If you’re not familiar with this four piece from Oregon who sport the barest of hairy chests, most luxurious of moustaches, and apparently get their wardrobe cues from a ‘Big Bottom’ era Derek Smalls mixed with Rob Halford’s ideal man, then I suggest you should check out previous reviews (see Ave Noctum passim), and lay hands on their prior releases as you’ve also missed out on a fuck load of fun. Dubbing their own lo-fi style as “Street Doom”, ‘Dead End’ is the latest addition to their growing catalogue.
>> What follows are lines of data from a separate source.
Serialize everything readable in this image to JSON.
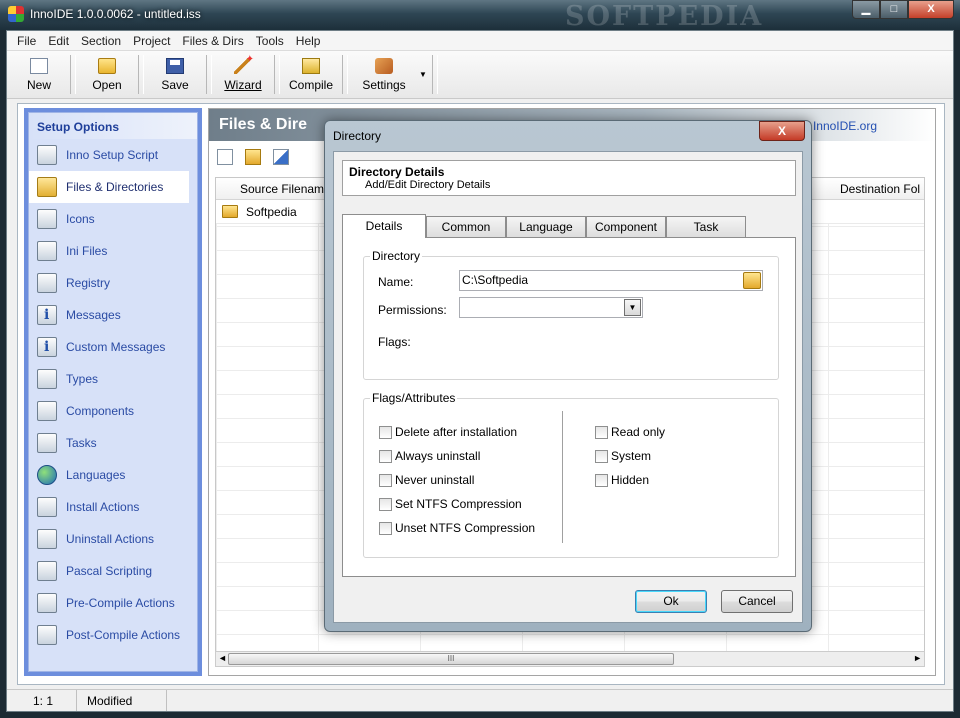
{
  "window": {
    "title": "InnoIDE 1.0.0.0062 - untitled.iss",
    "watermark": "SOFTPEDIA",
    "min_label": "▁",
    "max_label": "□",
    "close_label": "X"
  },
  "menu": [
    "File",
    "Edit",
    "Section",
    "Project",
    "Files & Dirs",
    "Tools",
    "Help"
  ],
  "toolbar": {
    "new": "New",
    "open": "Open",
    "save": "Save",
    "wizard": "Wizard",
    "compile": "Compile",
    "settings": "Settings",
    "dropdown": "▼"
  },
  "sidebar": {
    "title": "Setup Options",
    "items": [
      {
        "label": "Inno Setup Script"
      },
      {
        "label": "Files & Directories"
      },
      {
        "label": "Icons"
      },
      {
        "label": "Ini Files"
      },
      {
        "label": "Registry"
      },
      {
        "label": "Messages"
      },
      {
        "label": "Custom Messages"
      },
      {
        "label": "Types"
      },
      {
        "label": "Components"
      },
      {
        "label": "Tasks"
      },
      {
        "label": "Languages"
      },
      {
        "label": "Install Actions"
      },
      {
        "label": "Uninstall Actions"
      },
      {
        "label": "Pascal Scripting"
      },
      {
        "label": "Pre-Compile Actions"
      },
      {
        "label": "Post-Compile Actions"
      }
    ]
  },
  "content": {
    "title": "Files & Dire",
    "link": "InnoIDE.org",
    "columns": {
      "source": "Source Filenam",
      "destination": "Destination Fol"
    },
    "rows": [
      {
        "source": "Softpedia"
      }
    ],
    "scroll_thumb": "III",
    "scroll_left": "◄",
    "scroll_right": "►"
  },
  "dialog": {
    "title": "Directory",
    "close_label": "X",
    "header_title": "Directory Details",
    "header_sub": "Add/Edit Directory Details",
    "tabs": [
      "Details",
      "Common",
      "Language",
      "Component",
      "Task"
    ],
    "directory_group": "Directory",
    "name_label": "Name:",
    "name_value": "C:\\Softpedia",
    "permissions_label": "Permissions:",
    "permissions_value": "",
    "combo_arrow": "▼",
    "flags_label": "Flags:",
    "attributes_group": "Flags/Attributes",
    "checks_left": [
      "Delete after installation",
      "Always uninstall",
      "Never uninstall",
      "Set NTFS Compression",
      "Unset NTFS Compression"
    ],
    "checks_right": [
      "Read only",
      "System",
      "Hidden"
    ],
    "ok": "Ok",
    "cancel": "Cancel"
  },
  "status": {
    "position": "1:  1",
    "state": "Modified"
  }
}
Bizarrely for a stripped back guitar/bass/drum/vocals combo, the album opens with ‘Streets of Death’, a slice of eighties electronic cheese that comes off as a cross between the theme music to Buckaroo Banzai’s next yet to be made movie and the opening bars of Dire Straits’ ‘Money For Nothing’, complete with those annoying as all hell “doop, doop, doop” drum beats (anyone of my vintage knows and should loathe that sound), presumably in an effort to hook in new found fans of the currently fashionable synthwave, a sound that is quickly slapped aside with the back of a studded leather fingerless glove care of the drunken sprint of ‘Judgement Day’, a song loaded to the brim with neck wrenching riffs and air punching hooks. The album continues apace with the grooving stomp of ‘Dead End’ that is itself succeeded by a punk tinged ‘Nightmare’, surely itself a testament to what happens to your music if you grow up on a steady diet of The Misfits pumping out of your stereo.
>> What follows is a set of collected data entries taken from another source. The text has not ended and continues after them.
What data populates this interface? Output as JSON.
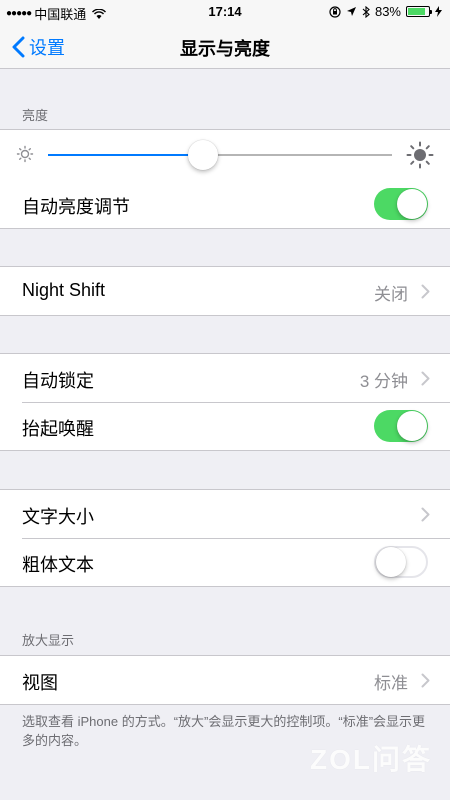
{
  "status_bar": {
    "signal_dots": "●●●●●",
    "carrier": "中国联通",
    "wifi_icon": "wifi-icon",
    "time": "17:14",
    "battery": "83%",
    "battery_level": 0.83
  },
  "nav": {
    "back_label": "设置",
    "title": "显示与亮度"
  },
  "brightness": {
    "header": "亮度",
    "level": 0.45,
    "auto_label": "自动亮度调节",
    "auto_on": true
  },
  "night_shift": {
    "label": "Night Shift",
    "value": "关闭"
  },
  "lock": {
    "auto_lock_label": "自动锁定",
    "auto_lock_value": "3 分钟",
    "raise_to_wake_label": "抬起唤醒",
    "raise_to_wake_on": true
  },
  "text": {
    "text_size_label": "文字大小",
    "bold_text_label": "粗体文本",
    "bold_text_on": false
  },
  "zoom": {
    "header": "放大显示",
    "view_label": "视图",
    "view_value": "标准",
    "footer": "选取查看 iPhone 的方式。“放大”会显示更大的控制项。“标准”会显示更多的内容。"
  },
  "watermark": "ZOL问答",
  "colors": {
    "accent": "#007aff",
    "toggle_on": "#4cd964",
    "background": "#efeff4"
  }
}
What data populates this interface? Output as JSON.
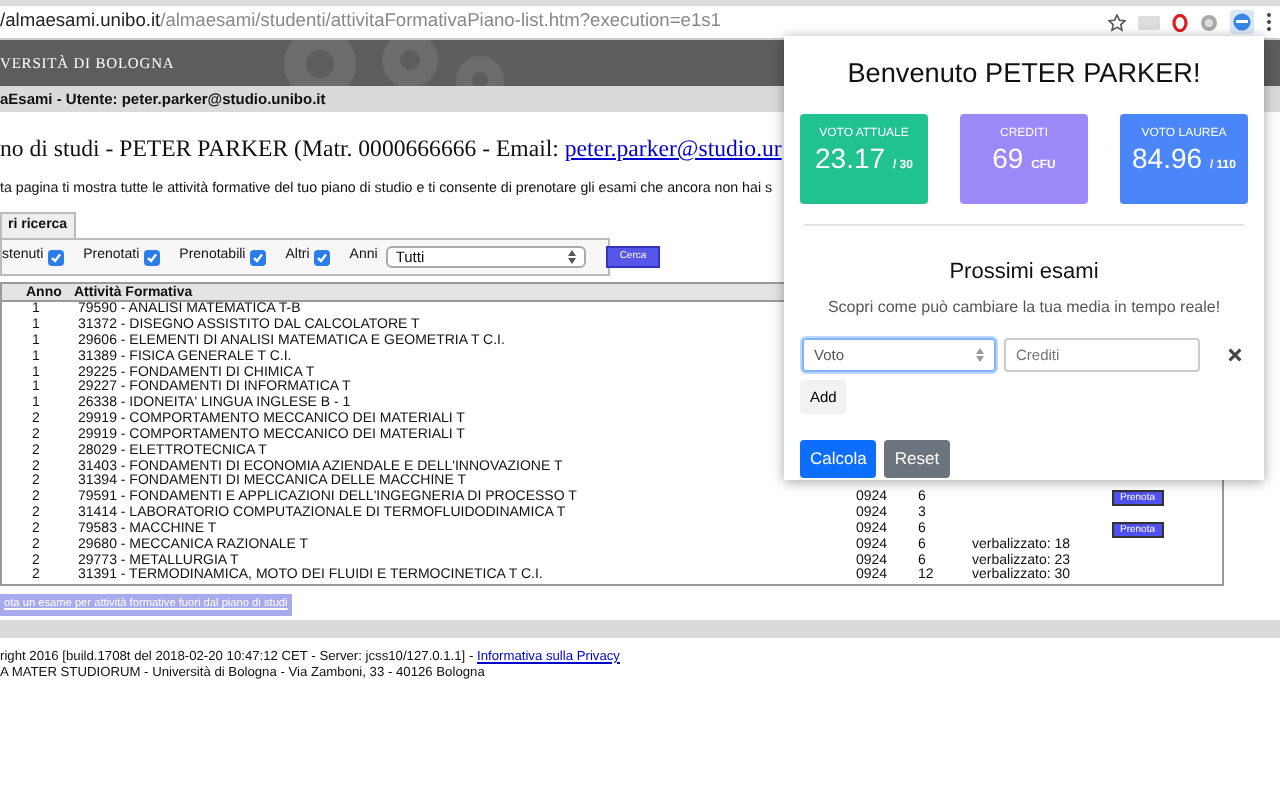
{
  "browser": {
    "url_host": "/almaesami.unibo.it",
    "url_path": "/almaesami/studenti/attivitaFormativaPiano-list.htm?execution=e1s1"
  },
  "banner": {
    "title": "VERSITÀ DI BOLOGNA"
  },
  "user_bar": "aEsami - Utente: peter.parker@studio.unibo.it",
  "heading": {
    "text": "no di studi - PETER PARKER (Matr. 0000666666 - Email: ",
    "link": "peter.parker@studio.ur"
  },
  "description": "ta pagina ti mostra tutte le attività formative del tuo piano di studio e ti consente di prenotare gli esami che ancora non hai s",
  "filter_tab": "ri ricerca",
  "filters": [
    {
      "label": "stenuti",
      "checked": true
    },
    {
      "label": "Prenotati",
      "checked": true
    },
    {
      "label": "Prenotabili",
      "checked": true
    },
    {
      "label": "Altri",
      "checked": true
    }
  ],
  "year_filter": {
    "label": "Anni",
    "value": "Tutti"
  },
  "search_button": "Cerca",
  "table": {
    "columns": [
      "Anno",
      "Attività Formativa"
    ],
    "rows": [
      {
        "anno": "1",
        "activity": "79590 - ANALISI MATEMATICA T-B"
      },
      {
        "anno": "1",
        "activity": "31372 - DISEGNO ASSISTITO DAL CALCOLATORE T"
      },
      {
        "anno": "1",
        "activity": "29606 - ELEMENTI DI ANALISI MATEMATICA E GEOMETRIA T C.I."
      },
      {
        "anno": "1",
        "activity": "31389 - FISICA GENERALE T C.I."
      },
      {
        "anno": "1",
        "activity": "29225 - FONDAMENTI DI CHIMICA T"
      },
      {
        "anno": "1",
        "activity": "29227 - FONDAMENTI DI INFORMATICA T"
      },
      {
        "anno": "1",
        "activity": "26338 - IDONEITA' LINGUA INGLESE B - 1"
      },
      {
        "anno": "2",
        "activity": "29919 - COMPORTAMENTO MECCANICO DEI MATERIALI T"
      },
      {
        "anno": "2",
        "activity": "29919 - COMPORTAMENTO MECCANICO DEI MATERIALI T"
      },
      {
        "anno": "2",
        "activity": "28029 - ELETTROTECNICA T"
      },
      {
        "anno": "2",
        "activity": "31403 - FONDAMENTI DI ECONOMIA AZIENDALE E DELL'INNOVAZIONE T"
      },
      {
        "anno": "2",
        "activity": "31394 - FONDAMENTI DI MECCANICA DELLE MACCHINE T"
      },
      {
        "anno": "2",
        "activity": "79591 - FONDAMENTI E APPLICAZIONI DELL'INGEGNERIA DI PROCESSO T",
        "code": "0924",
        "cfu": "6",
        "action": "Prenota"
      },
      {
        "anno": "2",
        "activity": "31414 - LABORATORIO COMPUTAZIONALE DI TERMOFLUIDODINAMICA T",
        "code": "0924",
        "cfu": "3"
      },
      {
        "anno": "2",
        "activity": "79583 - MACCHINE T",
        "code": "0924",
        "cfu": "6",
        "action": "Prenota"
      },
      {
        "anno": "2",
        "activity": "29680 - MECCANICA RAZIONALE T",
        "code": "0924",
        "cfu": "6",
        "note": "verbalizzato: 18"
      },
      {
        "anno": "2",
        "activity": "29773 - METALLURGIA T",
        "code": "0924",
        "cfu": "6",
        "note": "verbalizzato: 23"
      },
      {
        "anno": "2",
        "activity": "31391 - TERMODINAMICA, MOTO DEI FLUIDI E TERMOCINETICA T C.I.",
        "code": "0924",
        "cfu": "12",
        "note": "verbalizzato: 30"
      }
    ]
  },
  "outside_plan_link": "ota un esame per attività formative fuori dal piano di studi",
  "footer": {
    "line1": "right 2016 [build.1708t del 2018-02-20 10:47:12 CET - Server: jcss10/127.0.1.1] - ",
    "privacy_link": "Informativa sulla Privacy",
    "line2": "A MATER STUDIORUM - Università di Bologna - Via Zamboni, 33 - 40126 Bologna"
  },
  "popup": {
    "title": "Benvenuto PETER PARKER!",
    "stats": [
      {
        "label": "VOTO ATTUALE",
        "value": "23.17",
        "unit": "/ 30",
        "color": "#20c38f"
      },
      {
        "label": "CREDITI",
        "value": "69",
        "unit": "CFU",
        "color": "#9c88f7"
      },
      {
        "label": "VOTO LAUREA",
        "value": "84.96",
        "unit": "/ 110",
        "color": "#4b86f9"
      }
    ],
    "section_title": "Prossimi esami",
    "subtitle": "Scopri come può cambiare la tua media in tempo reale!",
    "grade_select": {
      "value": "Voto",
      "focused": true
    },
    "credits_field": {
      "placeholder": "Crediti"
    },
    "add_button": "Add",
    "buttons": [
      {
        "label": "Calcola",
        "kind": "primary"
      },
      {
        "label": "Reset",
        "kind": "secondary"
      }
    ]
  }
}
Slowing down to the pace of the doom after which R.I.P. half name their sound, in the opening bars at least before the slamming starts, comes ‘One Foot In The Grave’, and it would be all too easy to imagine the band touring back in the day with Saint Vitus when those titans were young upstarts tacked on to assorted punk tours to keep them on the road; indeed, if you were to draw a Ven diagram where Doom and Punk intersected, the middle would be the ground in which this music is firmly found. ‘Death Is Coming’ follows hard, heavy, and free from any frills and trickery, and after the slower thud of ‘Moment of Silence’ R.I.P. go all instrumental and cinematic with ‘Buried Alive’, an eerie track that could be the title music to any of the eighties horror movies of that title (go on IMDB and pick one, it would work for pretty much any of them), proving that the band are not just one trick ponies, the album being rounded out by more schlockfest influenced rockers in the form of ‘Out of Time’ and ‘Dead of the Night’. Hell, to be honest, any of the ten tracks that make up the album could be named after or themed on the sort of VHS shockers that some of us saw back in the day.

Whilst clearly serious about their music, R.I.P. don’t take themselves seriously, and ‘Dead End’ comes across as plain, simple, uncomplicated, and agenda free fun, a sound track to a few drinks and a laugh with mates, as and when that is allowed again of course. And hey, in these times of general shitiness, that is not a bad thing.